As a small team that is spread out across multiple offices with different work schedules, we are truly hitting some edge cases when it comes to Scrum/Agile implementation. As we navigate the process, we can talk more about how it's going, but here are the issues that I see up front:
1) Multiple Responsibilities
We have one platform, but many streams of work. How can we reconcile sprints to the timelines that exist based on external client demands? While the core product timeline may say that we plan on delivering some software on March 20, but a client says March 6, how do we address this - theoretically we will have a bunch of half-done stuff going out live. Normally, this can be addressed by using source control branches, etc, but what if there are platform dependencies? Just a matter of careful planning, but there is the definite potential for trouble here.
2) Verification
On a small team without dedicated QA, how can you really verify that things work? So part of this problem is not having a dedicated quality team, but you can obviously make do. The issue here is that in a perfect world you have QA folks working in lockstep with the developers and UI designers writing test cases and readying for the verification step - in our case if the developers have to do this, they aren't developing nearly as much, and then they have to stop dead in their tracks to test, rather than getting folks testing while the developer can finish up more tasks. Not a shortcoming of agile, just another hurdle in general.
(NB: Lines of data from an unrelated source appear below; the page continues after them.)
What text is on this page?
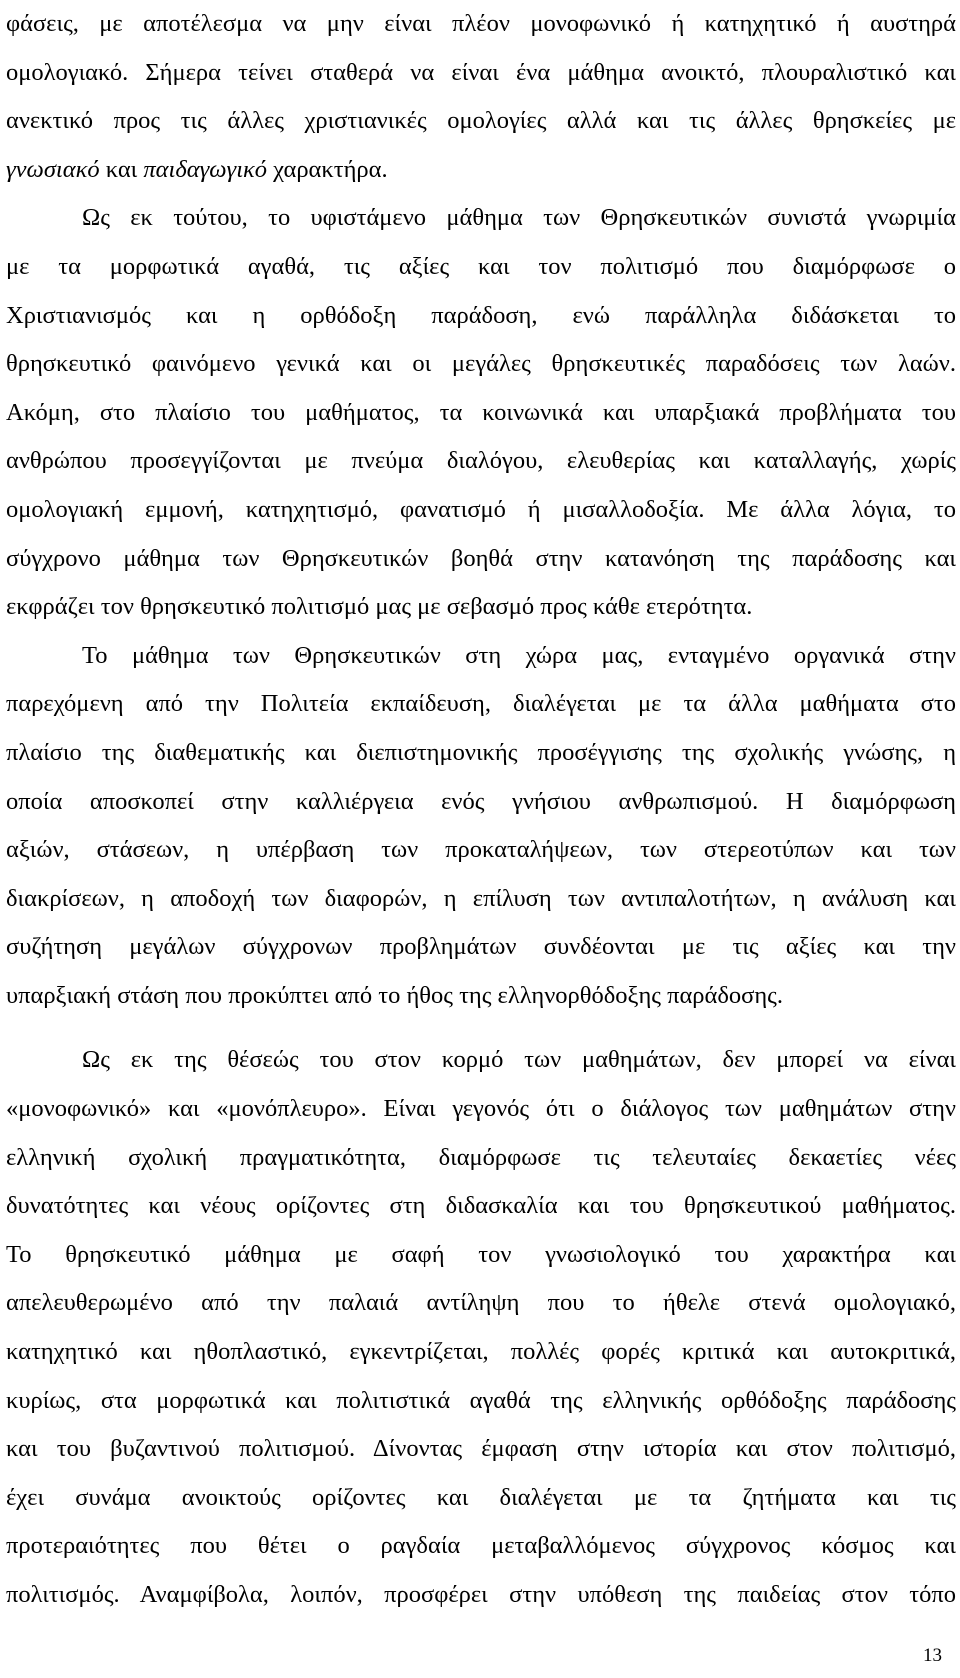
φάσεις, με αποτέλεσμα να μην είναι πλέον μονοφωνικό ή κατηχητικό ή αυστηρά
ομολογιακό. Σήμερα τείνει σταθερά να είναι ένα μάθημα ανοικτό, πλουραλιστικό και
ανεκτικό προς τις άλλες χριστιανικές ομολογίες αλλά και τις άλλες θρησκείες με
γνωσιακό και παιδαγωγικό χαρακτήρα.
Ως εκ τούτου, το υφιστάμενο μάθημα των Θρησκευτικών συνιστά γνωριμία
με τα μορφωτικά αγαθά, τις αξίες και τον πολιτισμό που διαμόρφωσε ο
Χριστιανισμός και η ορθόδοξη παράδοση, ενώ παράλληλα διδάσκεται το
θρησκευτικό φαινόμενο γενικά και οι μεγάλες θρησκευτικές παραδόσεις των λαών.
Ακόμη, στο πλαίσιο του μαθήματος, τα κοινωνικά και υπαρξιακά προβλήματα του
ανθρώπου προσεγγίζονται με πνεύμα διαλόγου, ελευθερίας και καταλλαγής, χωρίς
ομολογιακή εμμονή, κατηχητισμό, φανατισμό ή μισαλλοδοξία. Με άλλα λόγια, το
σύγχρονο μάθημα των Θρησκευτικών βοηθά στην κατανόηση της παράδοσης και
εκφράζει τον θρησκευτικό πολιτισμό μας με σεβασμό προς κάθε ετερότητα.
Το μάθημα των Θρησκευτικών στη χώρα μας, ενταγμένο οργανικά στην
παρεχόμενη από την Πολιτεία εκπαίδευση, διαλέγεται με τα άλλα μαθήματα στο
πλαίσιο της διαθεματικής και διεπιστημονικής προσέγγισης της σχολικής γνώσης, η
οποία αποσκοπεί στην καλλιέργεια ενός γνήσιου ανθρωπισμού. Η διαμόρφωση
αξιών, στάσεων, η υπέρβαση των προκαταλήψεων, των στερεοτύπων και των
διακρίσεων, η αποδοχή των διαφορών, η επίλυση των αντιπαλοτήτων, η ανάλυση και
συζήτηση μεγάλων σύγχρονων προβλημάτων συνδέονται με τις αξίες και την
υπαρξιακή στάση που προκύπτει από το ήθος της ελληνορθόδοξης παράδοσης.
Ως εκ της θέσεώς του στον κορμό των μαθημάτων, δεν μπορεί να είναι
«μονοφωνικό» και «μονόπλευρο». Είναι γεγονός ότι ο διάλογος των μαθημάτων στην
ελληνική σχολική πραγματικότητα, διαμόρφωσε τις τελευταίες δεκαετίες νέες
δυνατότητες και νέους ορίζοντες στη διδασκαλία και του θρησκευτικού μαθήματος.
Το θρησκευτικό μάθημα με σαφή τον γνωσιολογικό του χαρακτήρα και
απελευθερωμένο από την παλαιά αντίληψη που το ήθελε στενά ομολογιακό,
κατηχητικό και ηθοπλαστικό, εγκεντρίζεται, πολλές φορές κριτικά και αυτοκριτικά,
κυρίως, στα μορφωτικά και πολιτιστικά αγαθά της ελληνικής ορθόδοξης παράδοσης
και του βυζαντινού πολιτισμού. Δίνοντας έμφαση στην ιστορία και στον πολιτισμό,
έχει συνάμα ανοικτούς ορίζοντες και διαλέγεται με τα ζητήματα και τις
προτεραιότητες που θέτει ο ραγδαία μεταβαλλόμενος σύγχρονος κόσμος και
πολιτισμός. Αναμφίβολα, λοιπόν, προσφέρει στην υπόθεση της παιδείας στον τόπο
13
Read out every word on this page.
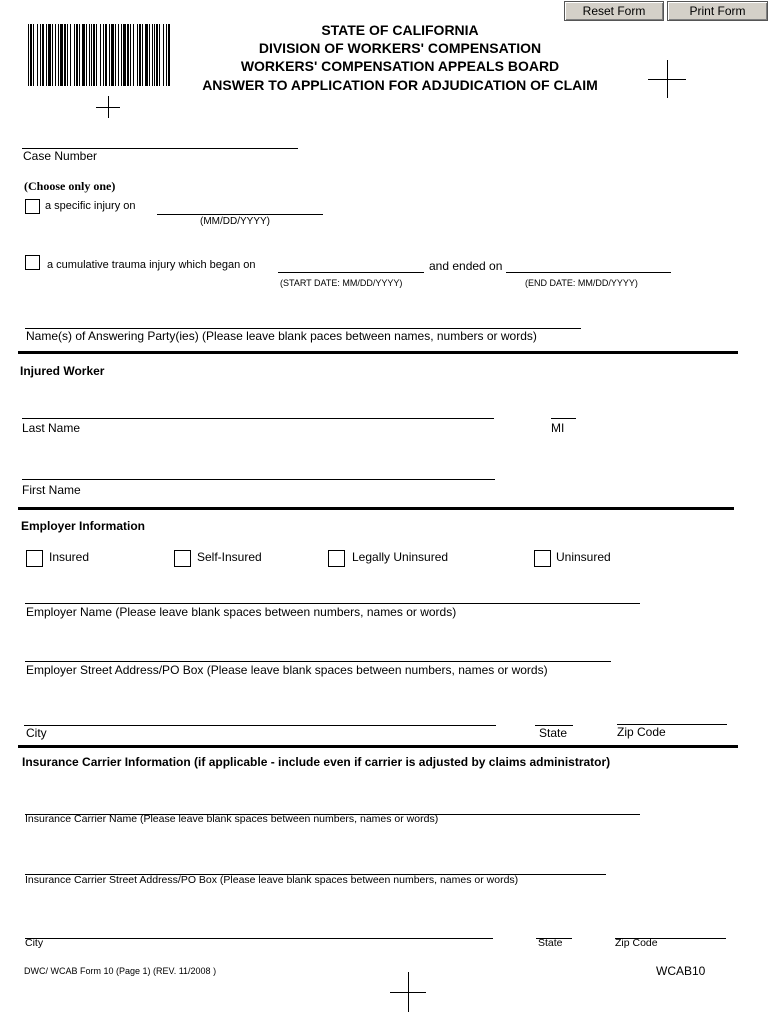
Reset Form	Print Form
STATE OF CALIFORNIA
DIVISION OF WORKERS' COMPENSATION
WORKERS' COMPENSATION APPEALS BOARD
ANSWER TO APPLICATION FOR ADJUDICATION OF CLAIM
Case Number
(Choose only one)
a specific injury on
(MM/DD/YYYY)
a cumulative trauma injury which began on	and ended on
(START DATE: MM/DD/YYYY)	(END DATE: MM/DD/YYYY)
Name(s) of Answering Party(ies) (Please leave blank paces between names, numbers or words)
Injured Worker
Last Name	MI
First Name
Employer Information
Insured	Self-Insured	Legally Uninsured	Uninsured
Employer Name (Please leave blank spaces between numbers, names or words)
Employer Street Address/PO Box (Please leave blank spaces between numbers, names or words)
City	State	Zip Code
Insurance Carrier Information (if applicable - include even if carrier is adjusted by claims administrator)
Insurance Carrier Name (Please leave blank spaces between numbers, names or words)
Insurance Carrier Street Address/PO Box (Please leave blank spaces between numbers, names or words)
City	State	Zip Code
DWC/ WCAB Form 10 (Page 1) (REV. 11/2008 )	WCAB10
The idea that we came up with is a two week sprint of work, with a one week verification sprint. This sort of violates the spirit, to me, as a sprint should theoretically result in 'finished' work, but it's an adaptation that seemed to be the best compromise available in our situation (comments and suggestions always welcome)!
3) Heavy UI Requirements
Part of the big idea with agile is to coordinate effort and get everyone on the same page that things are ready to deploy in a timely and high-quality fashion. Here, and at many places where you develop a world-facing site, you have a heavy reliance on UI designers. Here we get templates and we apply them once the server side work is done, turning HTML into JSP. This is okay, but now we want to make it all cohesive. How can we do this, when the UI needs to be done ahead of the developers? We can have the UI team working ahead of the engineers, then catch up with them towards the end of the development sprint in order to do any cleanup and browser testing fixes. This is okay, but one of the best benefits I see in this is that the sprint planning session should take place before the UI work starts, so we aren't hurrying through last minute requirements on the UI, and I am not sure if this is going to be the case if the UI folks are already making templates.
4) Geographical Issues
We have developers in Washington, and non-technical staff and UI designers in New York city. Traditional scrum is very hands on and paper/white board based. We obviously can't all be in the same room, can't all physically watch people manipulate the task list, and whatnot, but we do have technology to do it. We just need a way to manage the 'state' of our project. To that end we can use tools, but we haven't found one that is all the way there and reasonably priced. We are using Scrumy for now to see how it goes - it's pretty nice, but there are definitely shortcomings.
I am hoping that people out there who are agile pros have run across things like this. Obviously the positives outweigh the negatives. We will be able to plan out our work better, get a better idea of how long things take, to prioritize more effectively, and hopefully to deliver better software on tighter timelines. We just can't do the vanilla agile implementation.